Plus près de chez nous, en 2002, le commissaire de la zone de police Ouest à Bruxelles affirmait que la présence d’une cinquantaine de caméras de surveillance sur le territoire de la commune de Molenbeek n’avait permis de résoudre qu’une dizaine de faits.

Il y a quelques mois, l’étude « Urban Eyes », publiée par les Facultés universitaires Notre-Dame de la Paix de Namur, proposait un état des lieux de l’utilisation et de l’efficacité des systèmes de vidéosurveillance. Ses conclusions, issues de l’analyse des réponses de 84 communes (sur 589) ayant répondu à leur questionnaire, étaient  limpides : l’installation de caméras de vidéosurveillances ne peut se révéler utile que si celle-ci poursuit des objectifs « très ciblés et régulièrement évalués ». L’étude insiste également sur l’importance de la formation du personnel chargé de la surveillance des écrans de contrôle.

Sur la base de ce qui précède et au vu des objectifs pour le moins diversifiés que semblent avoir été attribué à ces caméras (objectifs de contrôle de la  mobilité, de maintien de l’ordre public, de lutte contre la criminalité, de protection et surveillances spéciales), la LDH s’interroge, sur la prise en compte par vos services des résultats des expériences et études précitées.

Elle s’interroge également sur divers autres points :
– du personnel et une formation spécifique seront-ils, comme le recommande l’étude Urban Eyes, proposés pour mener à bien cette tâche ?
– une évaluation de l’efficacité de l’installation de ces caméras est-elle envisagée à court, moyen ou long terme ?
– l’installation de ces caméras est-elle couplée à d’autres mesures ayant un impact positif sur le sentiment d’insécurité (luminaires urbains plus puissants, amélioration du cadre de vie, actions de prévention…) ?

Des réponses positives à ces questions permettraient à la LDH d’envisager de manière plus sereine l’opportunité de ce déploiement massif et du budget important qui y a été alloué.

Plus largement, la LDH s’interroge sur les conséquences de cette multiplication du nombre de caméras sur les libertés fondamentales des citoyens et, plus particulièrement, sur le respect de leur vie privée. Car si des mesures ont été prises pour flouter les parties privatives de l’espace public, il est utile de rappeler que la vie privée ne s’arrête pas au seuil de la porte du domicile mais accompagne le citoyen sur la voie publique. La LDH s’inquiète à cet égard du fait que l’usage de ces caméras dans le cadre de manifestations semble désormais être une évidence plutôt qu’une exception.

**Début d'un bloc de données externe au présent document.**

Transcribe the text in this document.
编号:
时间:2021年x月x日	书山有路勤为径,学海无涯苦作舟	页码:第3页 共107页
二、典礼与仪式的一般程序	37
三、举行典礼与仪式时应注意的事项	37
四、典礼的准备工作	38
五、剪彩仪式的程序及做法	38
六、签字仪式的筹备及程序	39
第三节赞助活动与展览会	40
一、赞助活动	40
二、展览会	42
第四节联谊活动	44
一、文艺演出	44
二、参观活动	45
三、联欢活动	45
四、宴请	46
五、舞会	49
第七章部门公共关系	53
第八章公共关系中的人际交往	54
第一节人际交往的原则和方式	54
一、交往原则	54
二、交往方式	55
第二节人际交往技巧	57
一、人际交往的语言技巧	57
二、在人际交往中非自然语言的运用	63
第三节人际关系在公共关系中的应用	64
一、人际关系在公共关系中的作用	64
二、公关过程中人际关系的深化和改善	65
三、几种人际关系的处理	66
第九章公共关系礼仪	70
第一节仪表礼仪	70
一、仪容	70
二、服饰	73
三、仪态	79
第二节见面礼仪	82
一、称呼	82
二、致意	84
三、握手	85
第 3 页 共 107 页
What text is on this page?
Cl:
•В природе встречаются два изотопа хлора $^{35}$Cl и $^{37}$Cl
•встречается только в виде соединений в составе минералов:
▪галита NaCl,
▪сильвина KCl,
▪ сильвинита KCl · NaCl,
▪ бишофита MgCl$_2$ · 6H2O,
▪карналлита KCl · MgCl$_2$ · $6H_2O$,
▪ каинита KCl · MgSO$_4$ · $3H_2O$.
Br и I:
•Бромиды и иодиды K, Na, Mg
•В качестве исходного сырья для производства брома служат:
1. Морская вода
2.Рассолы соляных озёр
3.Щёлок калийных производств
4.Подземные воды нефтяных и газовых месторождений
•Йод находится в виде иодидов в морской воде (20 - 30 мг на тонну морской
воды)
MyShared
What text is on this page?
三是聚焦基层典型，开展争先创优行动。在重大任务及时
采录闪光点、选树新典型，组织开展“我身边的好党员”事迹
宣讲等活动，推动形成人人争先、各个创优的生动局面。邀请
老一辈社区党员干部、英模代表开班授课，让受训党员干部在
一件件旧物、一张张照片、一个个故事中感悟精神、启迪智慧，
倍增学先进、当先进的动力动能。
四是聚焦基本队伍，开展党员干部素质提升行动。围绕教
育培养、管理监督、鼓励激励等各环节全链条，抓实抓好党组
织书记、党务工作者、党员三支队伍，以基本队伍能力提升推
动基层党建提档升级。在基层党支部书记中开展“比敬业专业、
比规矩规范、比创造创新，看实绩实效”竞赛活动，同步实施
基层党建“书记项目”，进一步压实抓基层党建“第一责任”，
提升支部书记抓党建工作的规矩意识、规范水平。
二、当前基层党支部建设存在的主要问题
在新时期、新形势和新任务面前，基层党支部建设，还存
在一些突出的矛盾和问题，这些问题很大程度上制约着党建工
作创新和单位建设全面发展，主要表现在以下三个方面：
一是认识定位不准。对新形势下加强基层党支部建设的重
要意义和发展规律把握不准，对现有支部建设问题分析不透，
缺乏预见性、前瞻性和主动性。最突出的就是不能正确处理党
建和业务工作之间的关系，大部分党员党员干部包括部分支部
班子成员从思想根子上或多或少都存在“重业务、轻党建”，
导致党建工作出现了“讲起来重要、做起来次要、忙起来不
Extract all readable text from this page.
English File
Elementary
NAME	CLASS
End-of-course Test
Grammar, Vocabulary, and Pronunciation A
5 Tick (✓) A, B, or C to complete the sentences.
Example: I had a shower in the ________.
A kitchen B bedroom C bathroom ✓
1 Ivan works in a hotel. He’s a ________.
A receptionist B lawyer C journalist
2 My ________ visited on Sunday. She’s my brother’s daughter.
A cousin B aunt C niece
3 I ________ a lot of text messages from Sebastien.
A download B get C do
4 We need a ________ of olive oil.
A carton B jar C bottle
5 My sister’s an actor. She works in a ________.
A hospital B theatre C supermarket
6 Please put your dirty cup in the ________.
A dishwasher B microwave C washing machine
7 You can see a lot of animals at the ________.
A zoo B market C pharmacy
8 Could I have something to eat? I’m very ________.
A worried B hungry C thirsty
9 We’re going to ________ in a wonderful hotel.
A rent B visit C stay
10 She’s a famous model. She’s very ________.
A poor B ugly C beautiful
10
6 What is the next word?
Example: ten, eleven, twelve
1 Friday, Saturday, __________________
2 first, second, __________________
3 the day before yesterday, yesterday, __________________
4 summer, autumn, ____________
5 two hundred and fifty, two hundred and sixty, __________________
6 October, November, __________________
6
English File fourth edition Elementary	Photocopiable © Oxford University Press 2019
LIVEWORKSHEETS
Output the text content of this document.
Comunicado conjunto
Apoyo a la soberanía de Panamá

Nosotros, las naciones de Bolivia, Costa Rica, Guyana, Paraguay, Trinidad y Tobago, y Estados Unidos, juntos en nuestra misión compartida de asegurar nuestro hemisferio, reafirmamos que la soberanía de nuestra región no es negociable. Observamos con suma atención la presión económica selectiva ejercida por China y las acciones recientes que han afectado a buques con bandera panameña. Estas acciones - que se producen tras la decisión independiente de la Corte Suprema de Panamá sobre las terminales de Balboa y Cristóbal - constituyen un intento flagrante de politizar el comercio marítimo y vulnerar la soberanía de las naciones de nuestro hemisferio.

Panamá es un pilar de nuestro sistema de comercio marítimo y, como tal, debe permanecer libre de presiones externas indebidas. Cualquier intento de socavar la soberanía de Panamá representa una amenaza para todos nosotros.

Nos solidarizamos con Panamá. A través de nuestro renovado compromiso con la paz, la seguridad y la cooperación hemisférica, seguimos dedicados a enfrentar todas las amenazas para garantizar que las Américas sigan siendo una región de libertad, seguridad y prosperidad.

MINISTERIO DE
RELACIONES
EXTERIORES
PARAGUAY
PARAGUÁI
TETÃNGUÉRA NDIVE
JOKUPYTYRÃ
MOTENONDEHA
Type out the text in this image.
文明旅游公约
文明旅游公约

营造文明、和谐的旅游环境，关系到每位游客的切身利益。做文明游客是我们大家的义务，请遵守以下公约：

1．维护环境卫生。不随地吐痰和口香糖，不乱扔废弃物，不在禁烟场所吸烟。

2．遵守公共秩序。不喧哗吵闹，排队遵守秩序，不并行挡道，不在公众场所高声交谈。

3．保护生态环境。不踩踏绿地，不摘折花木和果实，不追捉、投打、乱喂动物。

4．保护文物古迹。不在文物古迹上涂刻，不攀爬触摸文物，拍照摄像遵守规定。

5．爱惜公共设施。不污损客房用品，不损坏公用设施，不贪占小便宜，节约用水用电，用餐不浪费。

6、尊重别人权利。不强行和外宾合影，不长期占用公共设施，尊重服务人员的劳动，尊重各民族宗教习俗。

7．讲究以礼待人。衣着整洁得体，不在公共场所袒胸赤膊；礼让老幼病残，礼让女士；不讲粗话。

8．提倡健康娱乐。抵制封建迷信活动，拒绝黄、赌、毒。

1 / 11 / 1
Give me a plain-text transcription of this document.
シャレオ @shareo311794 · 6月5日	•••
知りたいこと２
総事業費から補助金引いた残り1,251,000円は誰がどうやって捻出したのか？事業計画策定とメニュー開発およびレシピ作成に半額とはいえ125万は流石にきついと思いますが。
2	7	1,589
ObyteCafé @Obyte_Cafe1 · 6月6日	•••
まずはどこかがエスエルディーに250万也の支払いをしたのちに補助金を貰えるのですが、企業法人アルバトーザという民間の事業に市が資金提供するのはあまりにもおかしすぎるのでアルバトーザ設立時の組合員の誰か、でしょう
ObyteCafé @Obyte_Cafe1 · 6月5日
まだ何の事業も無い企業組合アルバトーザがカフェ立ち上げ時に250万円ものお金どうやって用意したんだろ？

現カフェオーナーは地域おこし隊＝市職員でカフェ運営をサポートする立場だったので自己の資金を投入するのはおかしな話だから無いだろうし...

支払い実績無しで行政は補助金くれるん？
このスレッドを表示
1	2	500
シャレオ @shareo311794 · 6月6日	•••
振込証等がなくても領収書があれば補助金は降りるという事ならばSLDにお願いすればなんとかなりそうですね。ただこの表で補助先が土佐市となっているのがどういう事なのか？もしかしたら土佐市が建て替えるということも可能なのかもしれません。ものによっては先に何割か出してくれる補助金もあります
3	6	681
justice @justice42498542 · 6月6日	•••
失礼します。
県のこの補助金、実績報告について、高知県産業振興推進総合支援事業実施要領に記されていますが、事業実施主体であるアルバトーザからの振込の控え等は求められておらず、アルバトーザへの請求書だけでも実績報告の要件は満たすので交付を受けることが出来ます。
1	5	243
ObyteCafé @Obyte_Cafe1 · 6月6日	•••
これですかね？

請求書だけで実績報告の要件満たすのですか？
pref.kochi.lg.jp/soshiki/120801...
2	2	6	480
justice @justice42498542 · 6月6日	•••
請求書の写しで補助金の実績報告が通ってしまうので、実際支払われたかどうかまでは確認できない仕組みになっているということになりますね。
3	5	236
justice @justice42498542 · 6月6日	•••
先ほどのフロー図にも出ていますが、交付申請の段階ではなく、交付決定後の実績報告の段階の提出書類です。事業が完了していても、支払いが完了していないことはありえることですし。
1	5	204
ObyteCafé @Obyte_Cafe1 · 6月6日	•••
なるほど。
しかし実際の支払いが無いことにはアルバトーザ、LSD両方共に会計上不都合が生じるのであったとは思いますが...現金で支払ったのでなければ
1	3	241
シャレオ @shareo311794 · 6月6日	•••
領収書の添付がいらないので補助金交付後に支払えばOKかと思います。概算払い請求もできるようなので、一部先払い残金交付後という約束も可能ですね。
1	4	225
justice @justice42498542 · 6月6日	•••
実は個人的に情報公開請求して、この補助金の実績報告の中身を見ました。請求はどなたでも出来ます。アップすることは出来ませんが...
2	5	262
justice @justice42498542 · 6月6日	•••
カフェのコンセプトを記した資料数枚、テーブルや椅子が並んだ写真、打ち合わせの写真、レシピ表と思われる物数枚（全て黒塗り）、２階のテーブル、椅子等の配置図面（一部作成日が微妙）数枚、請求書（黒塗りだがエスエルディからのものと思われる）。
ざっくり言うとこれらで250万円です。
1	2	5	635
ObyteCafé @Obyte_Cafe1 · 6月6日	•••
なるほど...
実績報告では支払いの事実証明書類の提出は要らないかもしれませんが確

La LDH reconnaît le droit à la sécurité comme un droit tout aussi fondamental que la liberté de circulation, la vie privée ou la liberté d’expression. Mais la tendance forte de faire du droit à la sécurité un droit plus fondamental que les autres droits et libertés ne manque pas d’interroger et d’inquiéter notre organisation.

Espérant que vous serez sensible au travail de vigilance constructif – et légitime au regard des deux rapports précités – de la LDH visant à garantir le juste équilibre entre sécurité et libertés, nous souhaitons vivement que vous puissiez nous éclairer sur les questions susmentionnées.

Dans l’attente de ces réponses, nous vous prions de croire, Monsieur le Bourgmestre, Monsieur le Chef de Corps, en notre considération distinguée.